The former board member of the FED, Robert Heller, took the view in the Wall Street Journal that the FED should, instead of flooding the economy with money and thereby increasing the risk of inflation, buy more targeted stock index futures and thus stabilize the market as a whole. This statement became the basis of allegations that the FED acted in exactly the same way. Established analysts in turn called these allegations conspiracy theories, they were too simple and baseless. Author Kevin Phillips wrote in his book Bad Money , published in 2008, that he had no interest in becoming a conspiracy investigator. However, he concluded that some high-level decisions had been made in Washington to put in place a bailout mechanism for the stock market. This should protect important banks in particular from exposure to national and international currency and credit crises. Phillips concludes that the easiest way for the workgroup to intervene in falls by buying stock index futures would be. Either in cooperation with the major banks, or through the FED or the Ministry of Finance.

2007 financial crisis

On October 6, 2008, the working group published a report in which it announced that it had used the opportunities available to it to stabilize the financial markets.
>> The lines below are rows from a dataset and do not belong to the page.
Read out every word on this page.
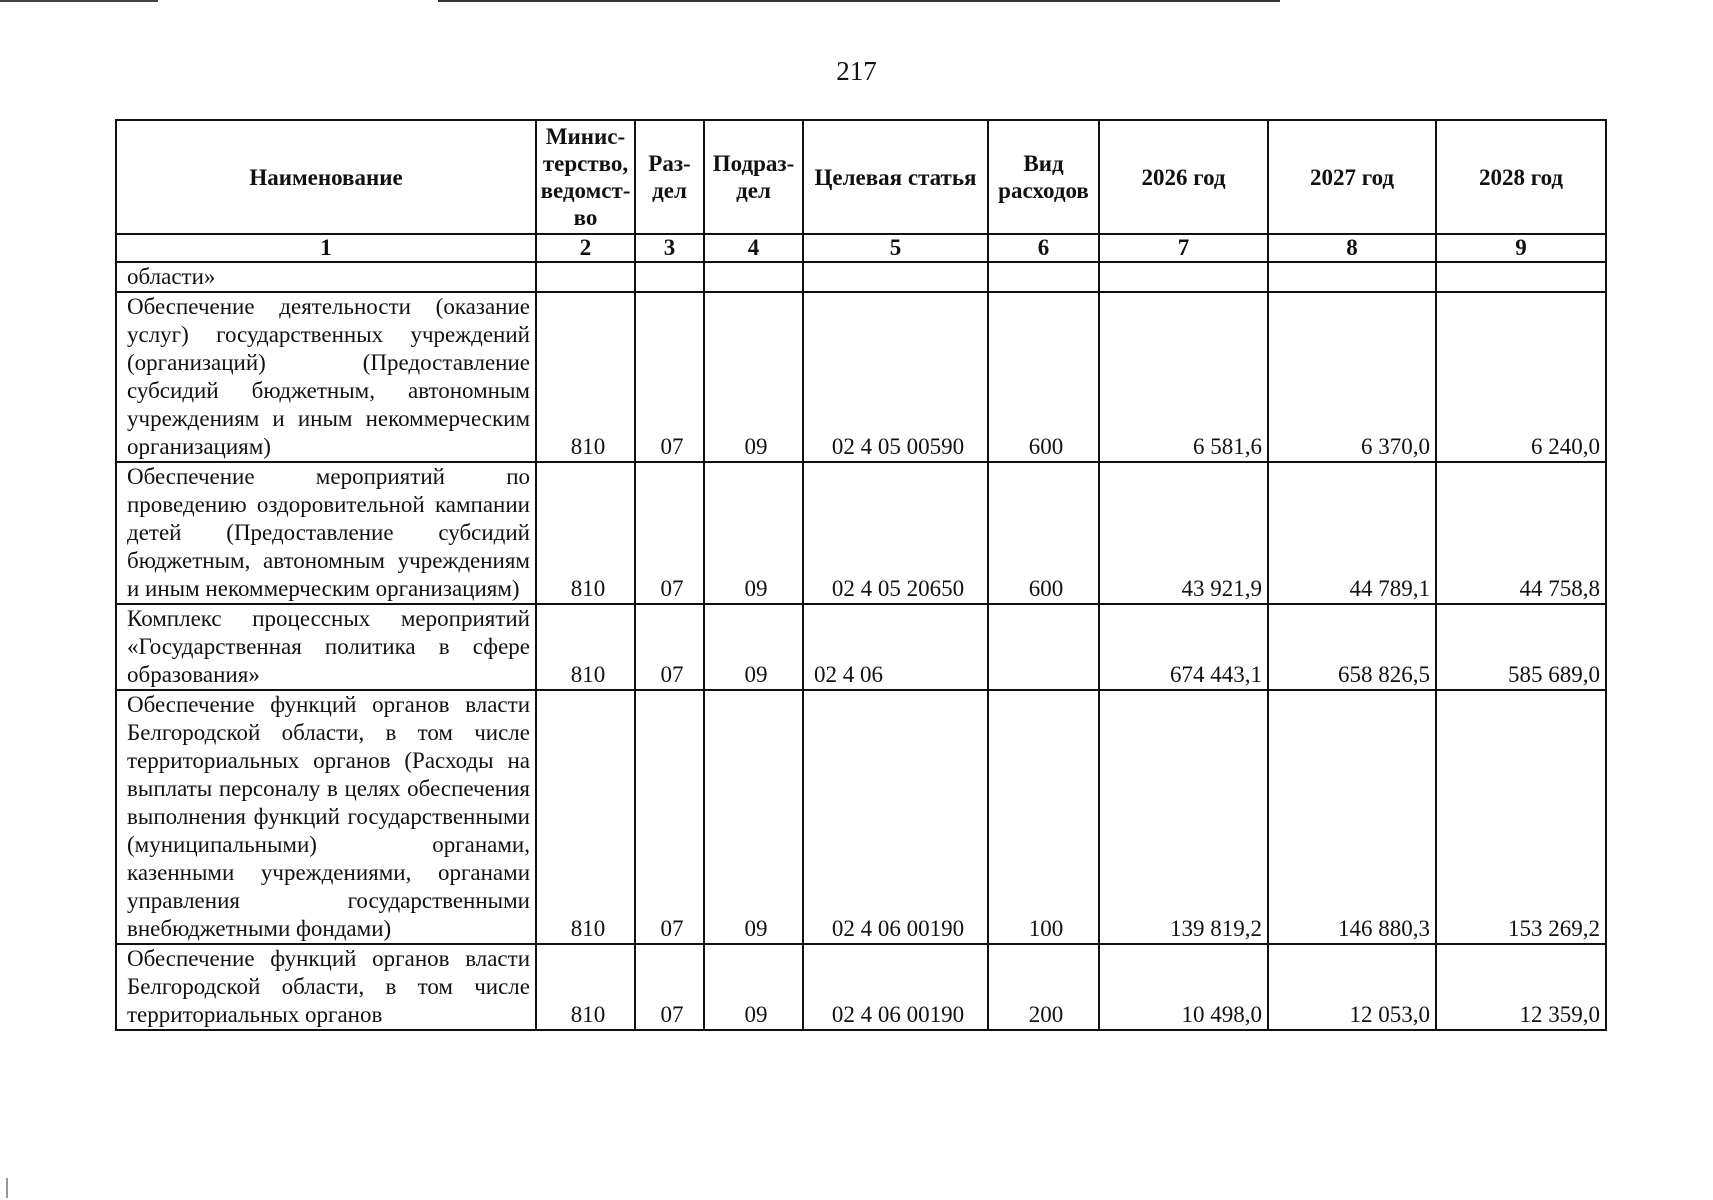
217
Наименование	Минис-терство, ведомст-во	Раз-дел	Подраз-дел	Целевая статья	Вид расходов	2026 год	2027 год	2028 год
1	2	3	4	5	6	7	8	9
области»								
Обеспечение деятельности (оказание услуг) государственных учреждений (организаций) (Предоставление субсидий бюджетным, автономным учреждениям и иным некоммерческим организациям)	810	07	09	02 4 05 00590	600	6 581,6	6 370,0	6 240,0
Обеспечение мероприятий по проведению оздоровительной кампании детей (Предоставление субсидий бюджетным, автономным учреждениям и иным некоммерческим организациям)	810	07	09	02 4 05 20650	600	43 921,9	44 789,1	44 758,8
Комплекс процессных мероприятий «Государственная политика в сфере образования»	810	07	09	02 4 06		674 443,1	658 826,5	585 689,0
Обеспечение функций органов власти Белгородской области, в том числе территориальных органов (Расходы на выплаты персоналу в целях обеспечения выполнения функций государственными (муниципальными) органами, казенными учреждениями, органами управления государственными внебюджетными фондами)	810	07	09	02 4 06 00190	100	139 819,2	146 880,3	153 269,2
Обеспечение функций органов власти Белгородской области, в том числе территориальных органов	810	07	09	02 4 06 00190	200	10 498,0	12 053,0	12 359,0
There was no mention of buying stocks in the report. The state may own shares in companies to which it has previously granted loans. Because in return for the loans, the state received warrants as collateral.

Individual evidence

  1. a b Executive Orders
  2. Plunge Protection Team . In: The Washington Post , February 23, 1997. 
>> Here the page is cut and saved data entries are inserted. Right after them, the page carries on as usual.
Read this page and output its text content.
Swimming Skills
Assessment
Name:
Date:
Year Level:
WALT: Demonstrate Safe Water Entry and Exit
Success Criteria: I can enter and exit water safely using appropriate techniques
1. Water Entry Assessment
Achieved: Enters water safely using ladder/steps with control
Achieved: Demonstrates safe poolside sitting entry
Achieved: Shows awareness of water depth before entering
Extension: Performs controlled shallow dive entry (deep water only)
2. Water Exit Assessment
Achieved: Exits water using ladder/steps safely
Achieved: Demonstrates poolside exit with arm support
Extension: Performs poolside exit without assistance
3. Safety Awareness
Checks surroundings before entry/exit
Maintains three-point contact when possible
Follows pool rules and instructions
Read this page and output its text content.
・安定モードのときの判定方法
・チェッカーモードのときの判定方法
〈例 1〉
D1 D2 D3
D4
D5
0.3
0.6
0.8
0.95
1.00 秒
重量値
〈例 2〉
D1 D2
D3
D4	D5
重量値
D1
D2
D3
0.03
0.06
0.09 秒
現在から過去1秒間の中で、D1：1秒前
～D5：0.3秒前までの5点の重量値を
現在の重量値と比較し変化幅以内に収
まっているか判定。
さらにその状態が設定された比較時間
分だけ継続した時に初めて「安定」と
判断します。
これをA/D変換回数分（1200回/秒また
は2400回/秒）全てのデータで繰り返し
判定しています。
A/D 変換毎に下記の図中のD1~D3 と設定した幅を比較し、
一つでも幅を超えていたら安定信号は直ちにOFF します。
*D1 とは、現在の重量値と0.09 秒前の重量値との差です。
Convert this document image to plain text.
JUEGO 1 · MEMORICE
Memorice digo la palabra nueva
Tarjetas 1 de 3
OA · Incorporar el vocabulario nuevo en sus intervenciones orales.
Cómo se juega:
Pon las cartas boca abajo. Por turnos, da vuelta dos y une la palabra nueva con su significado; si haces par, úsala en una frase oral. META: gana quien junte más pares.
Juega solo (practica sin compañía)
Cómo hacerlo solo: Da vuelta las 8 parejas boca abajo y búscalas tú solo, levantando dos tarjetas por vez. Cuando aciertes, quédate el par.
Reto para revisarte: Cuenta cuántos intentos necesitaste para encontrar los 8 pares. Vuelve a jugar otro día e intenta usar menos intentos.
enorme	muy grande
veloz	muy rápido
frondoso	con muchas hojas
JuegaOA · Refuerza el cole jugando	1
  3. ^ Ambrose Evans-Pritchard: Monday view: Paulson re-activates secretive support team to prevent markets meltdown , Telegraph UK. October 30, 2006. Retrieved September 15, 2008. 
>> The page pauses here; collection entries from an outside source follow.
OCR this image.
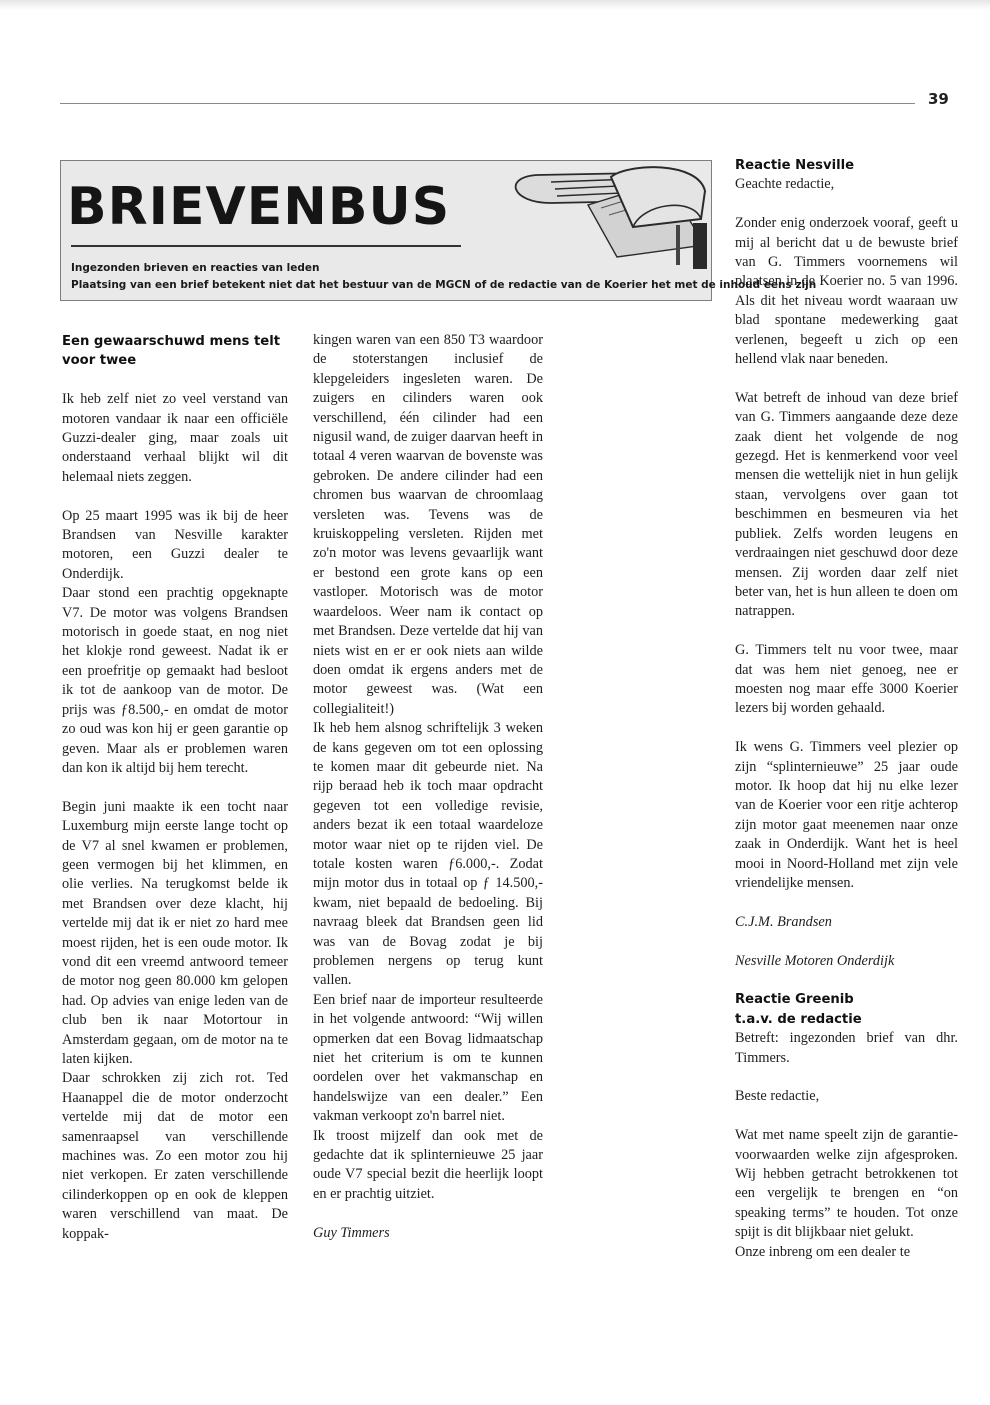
39
BRIEVENBUS
Ingezonden brieven en reacties van leden
Plaatsing van een brief betekent niet dat het bestuur van de MGCN of de redactie van de Koerier het met de inhoud eens zijn
Een gewaarschuwd mens telt voor twee

Ik heb zelf niet zo veel verstand van motoren vandaar ik naar een officiële Guzzi-dealer ging, maar zoals uit onderstaand verhaal blijkt wil dit helemaal niets zeggen.

Op 25 maart 1995 was ik bij de heer Brandsen van Nesville karakter motoren, een Guzzi dealer te Onderdijk.

Daar stond een prachtig opgeknapte V7. De motor was volgens Brandsen motorisch in goede staat, en nog niet het klokje rond geweest. Nadat ik er een proefritje op gemaakt had besloot ik tot de aankoop van de motor. De prijs was ƒ8.500,- en omdat de motor zo oud was kon hij er geen garantie op geven. Maar als er problemen waren dan kon ik altijd bij hem terecht.

Begin juni maakte ik een tocht naar Luxemburg mijn eerste lange tocht op de V7 al snel kwamen er problemen, geen vermogen bij het klimmen, en olie verlies. Na terugkomst belde ik met Brandsen over deze klacht, hij vertelde mij dat ik er niet zo hard mee moest rijden, het is een oude motor. Ik vond dit een vreemd antwoord temeer de motor nog geen 80.000 km gelopen had. Op advies van enige leden van de club ben ik naar Motortour in Amsterdam gegaan, om de motor na te laten kijken.

Daar schrokken zij zich rot. Ted Haanappel die de motor onderzocht vertelde mij dat de motor een samenraapsel van verschillende machines was. Zo een motor zou hij niet verkopen. Er zaten verschillende cilinderkoppen op en ook de kleppen waren verschillend van maat. De koppak-

kingen waren van een 850 T3 waardoor de stoterstangen inclusief de klepgeleiders ingesleten waren. De zuigers en cilinders waren ook verschillend, één cilinder had een nigusil wand, de zuiger daarvan heeft in totaal 4 veren waarvan de bovenste was gebroken. De andere cilinder had een chromen bus waarvan de chroomlaag versleten was. Tevens was de kruiskoppeling versleten. Rijden met zo'n motor was levens gevaarlijk want er bestond een grote kans op een vastloper. Motorisch was de motor waardeloos. Weer nam ik contact op met Brandsen. Deze vertelde dat hij van niets wist en er er ook niets aan wilde doen omdat ik ergens anders met de motor geweest was. (Wat een collegialiteit!)

Ik heb hem alsnog schriftelijk 3 weken de kans gegeven om tot een oplossing te komen maar dit gebeurde niet. Na rijp beraad heb ik toch maar opdracht gegeven tot een volledige revisie, anders bezat ik een totaal waardeloze motor waar niet op te rijden viel. De totale kosten waren ƒ6.000,-. Zodat mijn motor dus in totaal op ƒ 14.500,- kwam, niet bepaald de bedoeling. Bij navraag bleek dat Brandsen geen lid was van de Bovag zodat je bij problemen nergens op terug kunt vallen.

Een brief naar de importeur resulteerde in het volgende antwoord: “Wij willen opmerken dat een Bovag lidmaatschap niet het criterium is om te kunnen oordelen over het vakmanschap en handelswijze van een dealer.” Een vakman verkoopt zo'n barrel niet.

Ik troost mijzelf dan ook met de gedachte dat ik splinternieuwe 25 jaar oude V7 special bezit die heerlijk loopt en er prachtig uitziet.

Guy Timmers

Reactie Nesville

Geachte redactie,

Zonder enig onderzoek vooraf, geeft u mij al bericht dat u de bewuste brief van G. Timmers voornemens wil plaatsen in de Koerier no. 5 van 1996. Als dit het niveau wordt waaraan uw blad spontane medewerking gaat verlenen, begeeft u zich op een hellend vlak naar beneden.

Wat betreft de inhoud van deze brief van G. Timmers aangaande deze deze zaak dient het volgende de nog gezegd. Het is kenmerkend voor veel mensen die wettelijk niet in hun gelijk staan, vervolgens over gaan tot beschimmen en besmeuren via het publiek. Zelfs worden leugens en verdraaingen niet geschuwd door deze mensen. Zij worden daar zelf niet beter van, het is hun alleen te doen om natrappen.

G. Timmers telt nu voor twee, maar dat was hem niet genoeg, nee er moesten nog maar effe 3000 Koerier lezers bij worden gehaald.

Ik wens G. Timmers veel plezier op zijn “splinternieuwe” 25 jaar oude motor. Ik hoop dat hij nu elke lezer van de Koerier voor een ritje achterop zijn motor gaat meenemen naar onze zaak in Onderdijk. Want het is heel mooi in Noord-Holland met zijn vele vriendelijke mensen.

C.J.M. Brandsen

Nesville Motoren Onderdijk

Reactie Greenib
t.a.v. de redactie

Betreft: ingezonden brief van dhr. Timmers.

Beste redactie,

Wat met name speelt zijn de garantie-voorwaarden welke zijn afgesproken. Wij hebben getracht betrokkenen tot een vergelijk te brengen en “on speaking terms” te houden. Tot onze spijt is dit blijkbaar niet gelukt.

Onze inbreng om een dealer te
  4. Richard Wachman, Jamie Doward Observer: Fed to prop up Wall St , Guardian Unlimited. September 16, 2001. Retrieved September 15, 2008. 
  5. Board. D. Fromson: Plunge Protection Team , Washington Post. February 23, 1997. Retrieved September 15, 2008. 
  6. Carolyn Baum: Rubin Should Teach Paulson Secret PPT Handshake , Bloomberg. July 31, 2007. Retrieved September 15, 2008. 
  7. ^ Daniel Gross: Riches to Rags . In: The New York Times , August 3, 2008. 
  8. ^ Drake Bennett: The Operators Behind a seductive Wall Street conspiracy theory , The Boston Globe. September 21, 2008. 
  9. Julie Crawshaw: Biderman: Fed, Gov't Likely Rigging Market Rally , Money News. January 10, 2010. Retrieved April 24, 2012. 
  10. The Visible Hand of Uncle Sam ( Memento of the original from March 31, 2010 in the Internet Archive ) Info: The archive link was inserted automatically and has not yet been checked. Please check the original and archive link according to the instructions and then remove this notice. @1@ 2Template: Webachiv / IABot / www.sprott.com
  11. ^ Federal Government Manipulating Equities Market?
  12. ^ Bennett, The Boston Globe .
  13. ^ K. Phillips: Bad Money: Reckless Finance, Failed Politics, and the Global Crisis of American Capitalism . Viking, 2008, ISBN 978-0-670-01907-6 .
  14. ^ Statement by the President's Working Group on Financial Markets . United States Department of the Treasury . Retrieved October 6, 2008.